The Ukrainian commando raids that have successfully attacked Russian positions in the Crimean Peninsula recently, and are part of a larger campaign using drones and missiles, have helped degrade Kremlin forces and demoralize the Russian public, The New York Times reported over the weekend.
Since midsummer a series of punishing Ukrainian assaults have succeeded in disabling some Russian air-defense systems and damaging naval repair yards at Sevastopol, which is on the west coast of Crimea.
The resulting partial retreat of the Russian Black Sea Fleet from Sevastopol, its base for more than 200 years, has helped Ukraine break a blockade and keep some shipping moving in the Black Sea.
Ukrainian military leaders have long stated their intention to regain control of Crimea, which Russia annexed in 2014 and has vowed to keep.
Although the Ukrainian campaign began a year ago, it was intensified with this summer's counteroffensive, when Ukrainian forces started targeting Crimea with missile strikes deep behind the frontline.
The aim was to disrupt the Russian military's logistics and degrade its ability to function.
The series of attacks have rattled the Russian public. From a peak of nine million in 2019, the number of Russian tourists visiting Crimea decreased to six million last year and barely four million so far this year, local officials said, according to The New York Times.
Thousands of Russians who settled in Crimea or purchased real estate there after it was annexed are selling their properties, and prices have plummeted, said Lyudmyla Denisova, a former Ukrainian lawmaker who has family members living in Crimea, adding that "every successful Ukrainian strike complicates life in Crimea."
The most devastating blows came last month, when missiles hit a Russian submarine and a landing ship in the dry docks of the port of Sevastopol.

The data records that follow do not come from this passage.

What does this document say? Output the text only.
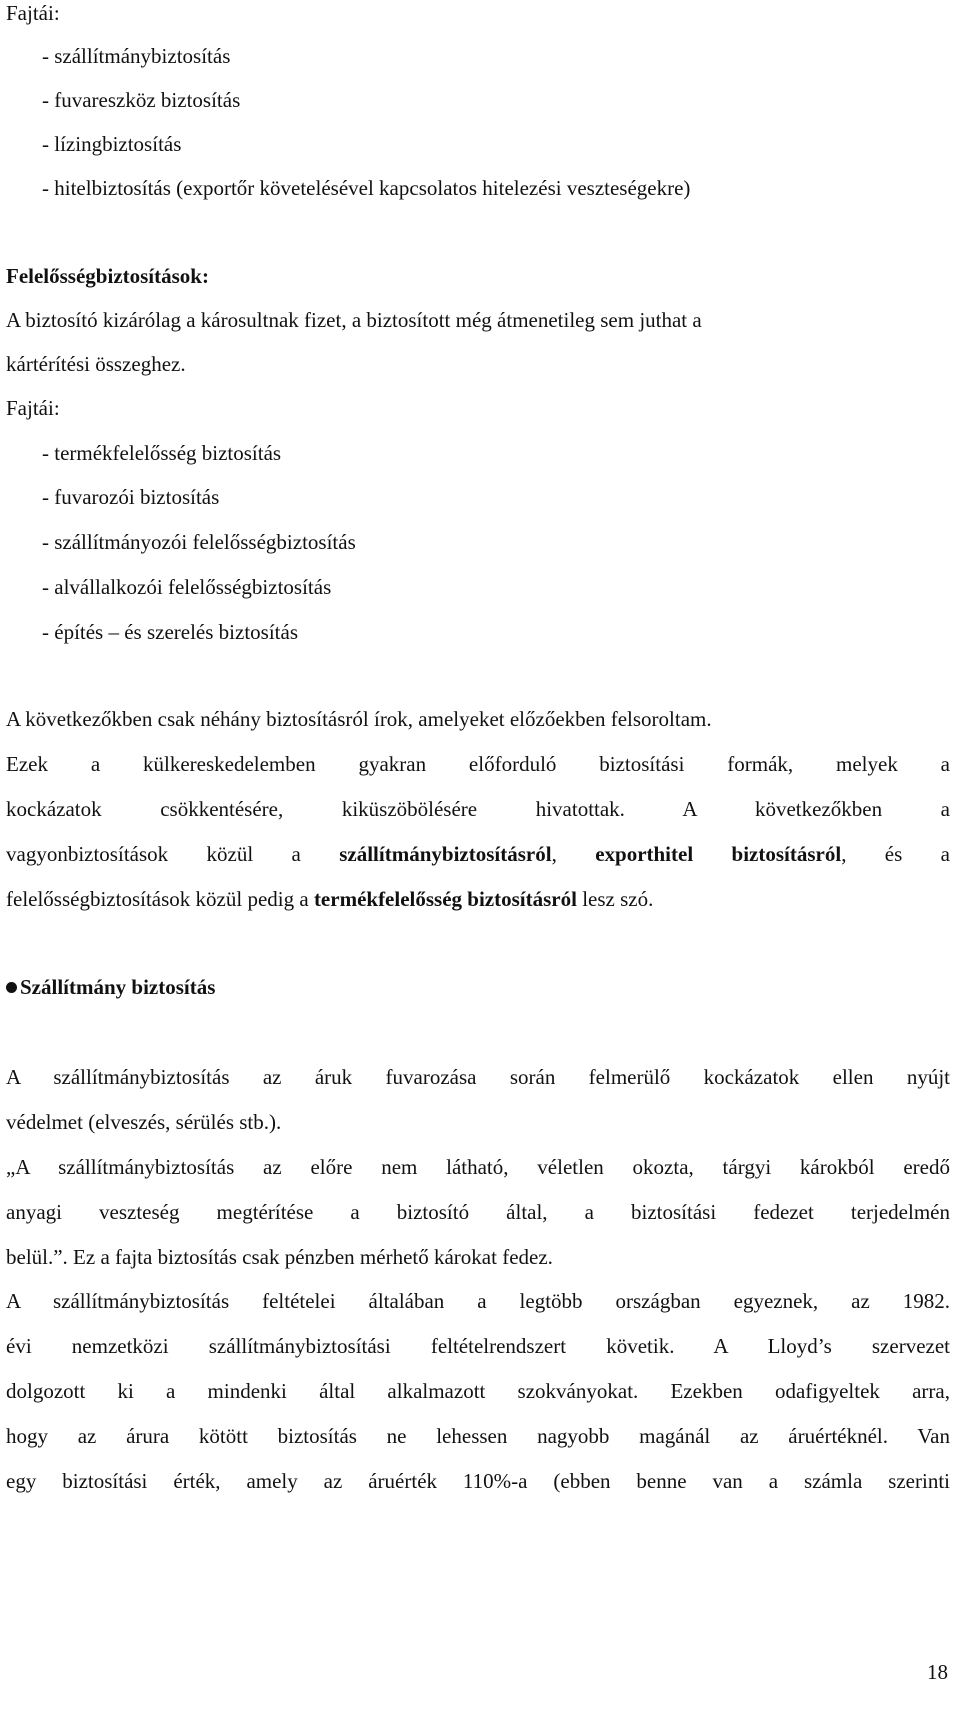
Fajtái:
- szállítmánybiztosítás
- fuvareszköz biztosítás
- lízingbiztosítás
- hitelbiztosítás (exportőr követelésével kapcsolatos hitelezési veszteségekre)
Felelősségbiztosítások:
A biztosító kizárólag a károsultnak fizet, a biztosított még átmenetileg sem juthat a
kártérítési összeghez.
Fajtái:
- termékfelelősség biztosítás
- fuvarozói biztosítás
- szállítmányozói felelősségbiztosítás
- alvállalkozói felelősségbiztosítás
- építés – és szerelés biztosítás
A következőkben csak néhány biztosításról írok, amelyeket előzőekben felsoroltam.
Ezek a külkereskedelemben gyakran előforduló biztosítási formák, melyek a
kockázatok csökkentésére, kiküszöbölésére hivatottak. A következőkben a
vagyonbiztosítások közül a szállítmánybiztosításról, exporthitel biztosításról, és a
felelősségbiztosítások közül pedig a termékfelelősség biztosításról lesz szó.
Szállítmány biztosítás
A szállítmánybiztosítás az áruk fuvarozása során felmerülő kockázatok ellen nyújt
védelmet (elveszés, sérülés stb.).
„A szállítmánybiztosítás az előre nem látható, véletlen okozta, tárgyi károkból eredő
anyagi veszteség megtérítése a biztosító által, a biztosítási fedezet terjedelmén
belül.”. Ez a fajta biztosítás csak pénzben mérhető károkat fedez.
A szállítmánybiztosítás feltételei általában a legtöbb országban egyeznek, az 1982.
évi nemzetközi szállítmánybiztosítási feltételrendszert követik. A Lloyd’s szervezet
dolgozott ki a mindenki által alkalmazott szokványokat. Ezekben odafigyeltek arra,
hogy az árura kötött biztosítás ne lehessen nagyobb magánál az áruértéknél. Van
egy biztosítási érték, amely az áruérték 110%-a (ebben benne van a számla szerinti
18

A week later, the Ukrainian forces fired long-range missiles into the command headquarters of the Black Sea Fleet, also in Sevastopol, an operation in which dozens of Russian officers were wounded.
Alongside the missile strikes, Ukrainian commandos also took control of the Boyko Towers — a group of gas drilling rigs in the western Black Sea that Russia captured in 2014 but had since abandoned — and dismantled a surveillance antenna.
In August, Ukrainian commandos made their first known raid on Crimea since 2016, attacking a Russian base on Cape Tarkhankut, which houses an antenna and systems that jam electronic communications over a wide area.
"Thanks to this antenna they see everything in the sea," said a commander of the Bratstvo group, which carried out the raid, identified by his call sign, Borghese.
Borghese said the major achievement of the operation was to alter perceptions, showing emphatically that Ukrainian forces could reach the Crimean shore and demonstrating to the Russian public that Crimea was no longer a safe place.
"It raises our Ukrainian morale and it diminishes Russian and Crimean morale," Borghese said. "They cannot relax on these beaches anymore."